Michael Cousin/Diablo Furnaces, LLC
Looks like Michael Cousin very recently started with furnace manufacturer Diablo Furnaces, LLC., in Machesney Park, Illinois, USA as Director of Technology. Michael has had a long distinguished history in the heat treating industry having worked at companies such as AFC-Holcroft and most recently as Senior Technical Manager-Atmosphere Products for Ipsen. Diablo Furnaces is a relatively new player in the industry as you can see from the press release below dated June 14, 2017. Since 2017 we have had several press releases about the company, the most recent one just a few months ago when Bill Gornicki of ALD Vacuum Systems left the company to become CEO of Diablo.
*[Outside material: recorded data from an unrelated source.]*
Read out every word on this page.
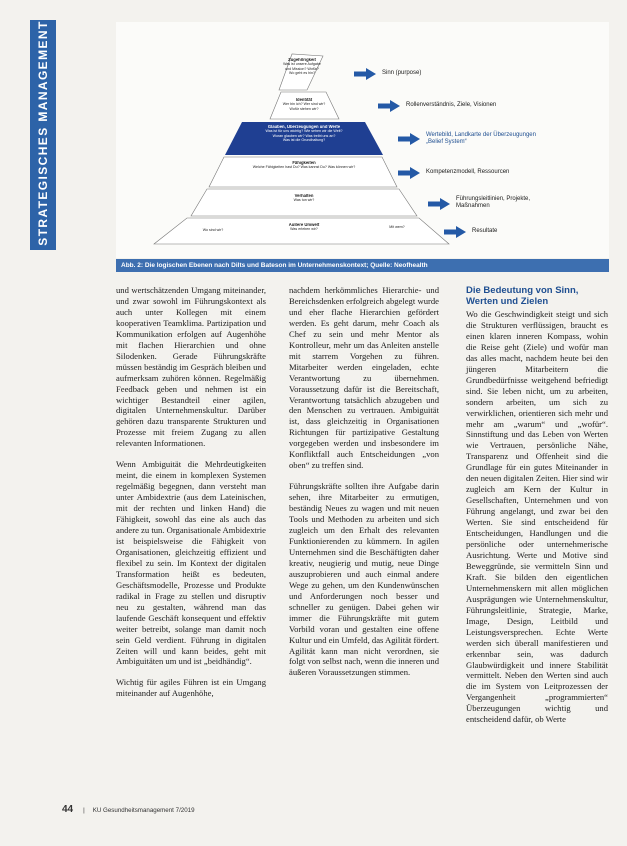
STRATEGISCHES MANAGEMENT	Zugehörigkeit
Was ist unsere Aufgabe
und Mission? Wofür?
Wo geht es hin?
Identität
Wer bin ich? Wer sind wir?
Wofür stehen wir?
Glauben, Überzeugungen und Werte
Was ist für uns wichtig? Wie sehen wir die Welt?
Woran glauben wir? Was treibt uns an?
Was ist die Grundhaltung?
Fähigkeiten
Welche Fähigkeiten hast Du? Was kannst Du? Was können wir?
Verhalten
Was tun wir?
Äußere Umwelt
Was erleben wir?
Wo sind wir?
Mit wem?
Sinn (purpose)
Rollenverständnis, Ziele, Visionen
Wertebild, Landkarte der Überzeugungen „Belief System“
Kompetenzmodell, Ressourcen
Führungsleitlinien, Projekte, Maßnahmen
Resultate
Abb. 2: Die logischen Ebenen nach Dilts und Bateson im Unternehmenskontext; Quelle: Neofhealth

und wertschätzenden Umgang miteinander, und zwar sowohl im Führungskontext als auch unter Kollegen mit einem kooperativen Teamklima. Partizipation und Kommunikation erfolgen auf Augenhöhe mit flachen Hierarchien und ohne Silodenken. Gerade Führungskräfte müssen beständig im Gespräch bleiben und aufmerksam zuhören können. Regelmäßig Feedback geben und nehmen ist ein wichtiger Bestandteil einer agilen, digitalen Unternehmenskultur. Darüber gehören dazu transparente Strukturen und Prozesse mit freiem Zugang zu allen relevanten Informationen.

Wenn Ambiguität die Mehrdeutigkeiten meint, die einem in komplexen Systemen regelmäßig begegnen, dann versteht man unter Ambidextrie (aus dem Lateinischen, mit der rechten und linken Hand) die Fähigkeit, sowohl das eine als auch das andere zu tun. Organisationale Ambidextrie ist beispielsweise die Fähigkeit von Organisationen, gleichzeitig effizient und flexibel zu sein. Im Kontext der digitalen Transformation heißt es bedeuten, Geschäftsmodelle, Prozesse und Produkte radikal in Frage zu stellen und disruptiv neu zu gestalten, während man das laufende Geschäft konsequent und effektiv weiter betreibt, solange man damit noch sein Geld verdient. Führung in digitalen Zeiten will und kann beides, geht mit Ambiguitäten um und ist „beidhändig“.

Wichtig für agiles Führen ist ein Umgang miteinander auf Augenhöhe,

nachdem herkömmliches Hierarchie- und Bereichsdenken erfolgreich abgelegt wurde und eher flache Hierarchien gefördert werden. Es geht darum, mehr Coach als Chef zu sein und mehr Mentor als Kontrolleur, mehr um das Anleiten anstelle mit starrem Vorgehen zu führen. Mitarbeiter werden eingeladen, echte Verantwortung zu übernehmen. Voraussetzung dafür ist die Bereitschaft, Verantwortung tatsächlich abzugeben und den Menschen zu vertrauen. Ambiguität ist, dass gleichzeitig in Organisationen Richtungen für partizipative Gestaltung vorgegeben werden und insbesondere im Konfliktfall auch Entscheidungen „von oben“ zu treffen sind.

Führungskräfte sollten ihre Aufgabe darin sehen, ihre Mitarbeiter zu ermutigen, beständig Neues zu wagen und mit neuen Tools und Methoden zu arbeiten und sich zugleich um den Erhalt des relevanten Funktionierenden zu kümmern. In agilen Unternehmen sind die Beschäftigten daher kreativ, neugierig und mutig, neue Dinge auszuprobieren und auch einmal andere Wege zu gehen, um den Kundenwünschen und Anforderungen noch besser und schneller zu genügen. Dabei gehen wir immer die Führungskräfte mit gutem Vorbild voran und gestalten eine offene Kultur und ein Umfeld, das Agilität fördert. Agilität kann man nicht verordnen, sie folgt von selbst nach, wenn die inneren und äußeren Voraussetzungen stimmen.

Die Bedeutung von Sinn, Werten und Zielen

Wo die Geschwindigkeit steigt und sich die Strukturen verflüssigen, braucht es einen klaren inneren Kompass, wohin die Reise geht (Ziele) und wofür man das alles macht, nachdem heute bei den jüngeren Mitarbeitern die Grundbedürfnisse weitgehend befriedigt sind. Sie leben nicht, um zu arbeiten, sondern arbeiten, um sich zu verwirklichen, orientieren sich mehr und mehr am „warum“ und „wofür“. Sinnstiftung und das Leben von Werten wie Vertrauen, persönliche Nähe, Transparenz und Offenheit sind die Grundlage für ein gutes Miteinander in den neuen digitalen Zeiten. Hier sind wir zugleich am Kern der Kultur in Gesellschaften, Unternehmen und von Führung angelangt, und zwar bei den Werten. Sie sind entscheidend für Entscheidungen, Handlungen und die persönliche oder unternehmerische Ausrichtung. Werte und Motive sind Beweggründe, sie vermitteln Sinn und Kraft. Sie bilden den eigentlichen Unternehmenskern mit allen möglichen Ausprägungen wie Unternehmenskultur, Führungsleitlinie, Strategie, Marke, Image, Design, Leitbild und Leistungsversprechen. Echte Werte werden sich überall manifestieren und erkennbar sein, was dadurch Glaubwürdigkeit und innere Stabilität vermittelt. Neben den Werten sind auch die im System von Leitprozessen der Vergangenheit „programmierten“ Überzeugungen wichtig und entscheidend dafür, ob Werte

44 | KU Gesundheitsmanagement 7/2019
We have yet to see one of their furnaces in the field but we understand the company had a pretty full order book.
“MACHESNEY PARK, ILLINOIS – June 14, 2017 – A company that built a niche servicing and refurbishing million dollar machines in the gear industry launched a spinoff company to build a new line of heat treating furnaces for those same customers. The new operation, Diablo Furnaces, saved five employees from the unemployment lines and Diablo is looking to add more. Machine Tool Builders was founded in 1995 to rebuild and re-control – add new controls to modernize machinery – large machines that make gears or work on gears. The company does this work for large national conglomerates such as Boeing and Caterpillar but also for local firms including Forest City Gear and Rockford Toolcraft. MTB eventually diversified into selling foreign brands as well, such as Germany-based Burri Grinding and Dressing Machines, Switzerland’s Donner+Pfister and HERA Hobbing Machines from South Korea.
Several years ago, MTB saw an opportunity to break into a related industry. When a gear is finished it has to be baked in a furnace to make it harder. Without the heat treating, the soft metal would wear down in a day. Machine Tool Builders began servicing and refurbishing heat treating furnaces. Many of those furnaces were built by a decades-old Rockford, Illinois firm. When that company closed suddenly and its assets sold to a Michigan company, MTB added key personnel from that firm and began using that institutional knowledge to design and build new furnaces under the name Diablo Furnaces. Diablo builds internal quench, temper/draw, box and car bottom furnaces that are custom built for each customer, based on material, temperature range, volume and available floor space. Diablo launched in February with five employees and a goal to do $6 million in sales this year. The company was 50 percent to that goal by the end of April. Diablo now needs more workers to keep up with market demand.”